COMMENT se débrouillent les soignants en santé mentale pour assurer l’accès aux soins des populations précaires, désocialisées, errantes, migrantes, souffrantes mais rétives à toute prise en charge ? Peut-on soigner un SDF schizophrène, alcoolique et hostile à toute approche d’un psychiatre ? Comment assurer la chimiothérapie d’un migrant sans papiers atteint d’une leucémie qui n’accepte qu’au prix d’âpres négociations de rester dans son foyer d’hébergement ?
Ces questions issues de la pratique quotidienne résument l’interrogation d’un séminaire où la question du logement s’est révélée centrale : « habiter » reste bel et bien une condition de l’identité, de la sécurité, nécessaire à la construction du soin. Pour les soignants des équipes mobiles – elles sont une centaine en France, toutes très différentes dans leur nature et leur fonctionnement - et pour ceux qui, travailleurs sociaux et soignants, exercent au sein des structures d’hébergement des personnes précaires, il y a là une évidence : pas de soin sans toit.
Des lits Halte santé.
« Les "exclus" poussent rarement les portes des lieux de soins, ils n’ont jamais été consommateurs de psy, et il y a longtemps qu’ils ne croient plus aux structures psy traditionnelles », insiste le Dr Michel Bon, psychiatre hospitalier (hôpital Saint-Jean-de-Dieu) et responsable de l’Interface SDF de Lyon, première équipe mobile crée en France en 1997, bien avant que la loi vienne formaliser le dispositif.

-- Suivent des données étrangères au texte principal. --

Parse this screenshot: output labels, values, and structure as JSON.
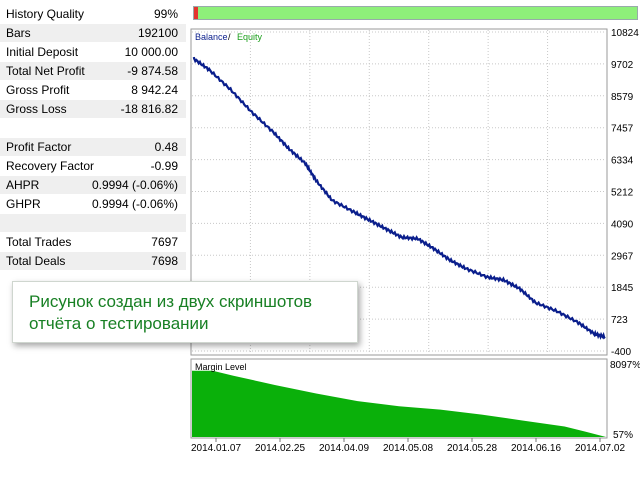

« Cela ne veut pourtant pas dire qu’ils sont sans territoire. Certes, ils sont errants, mais c’est à nous d’aller au-devant d’eux : nous intervenons toujours à la demande de médiateurs (assistants sociaux, éducateurs etc.), et c’est avec le maillage de tous les intervenants que nous les aidons, souvent après rechutes et défaillances, à retrouver un domicile ». Le Dr Bon travaille également avec la Maison Hestia, à Villeurbanne, en banlieue lyonnaise, ouverte en décembre 2007, qui dispose d’une trentaine de « Lits Halte Santé » et accueille pour deux mois maximum (en réalité souvent le double), SDF et personnes en errance, ou migrantes, qui lui sont adressés par l’hôpital pour un traitement, une convalescence.« Chez nous cohabitent migrants et errants, deux populations qui nous renvoient en permanence à l’impossible », constate avec une ironie teintée d’amertume le Dr Dominique Blondeau, son directeur, médecin généraliste. Les premiers parce qu’on ne pourra jamais « leur offrir tous les soins dont ils devraient bénéficier, et a fortiori les fameux papiers dont ils rêvent qui leur permettront de ne plus craindre la police ». Les seconds « parce qu’ils sont tout bonnement impossibles à soigner… ».
Contourner les obstacles.
Notre rôle au quotidien, avec l’équipe, ajoute le Dr Blondeau, consiste à « gérer les soins des patients résidants même s’ils sont étiquetés SDF » mais aussi à « veiller à ce que leur alcoolisme, fréquent, ne vienne pas perturber le fonctionnement de la structure ». Mais, nuance le directeur, « mon combat central, quotidien, de médecin, est de veiller à ce que ces patients soient pris en charge par le système de soins au même titre que tous les autres citoyens. Nous nous confrontons en effet aux mêmes problèmes que la population générale : pas simple d’avoir un rendez-vous à l’hôpital, pas simple d’obtenir une radio quand l’hôpital vous renvoie sur un cabinet de radiologie privé ! Certains droits ne leur sont pas ouverts aisément, et nous constatons une augmentation des refus de soins, y compris à l’hôpital public. Alors nous nous débrouillons, avec l’aide de l’assistante sociale et celle des confrères, un peu partout en ville, pour contourner les obstacles... ».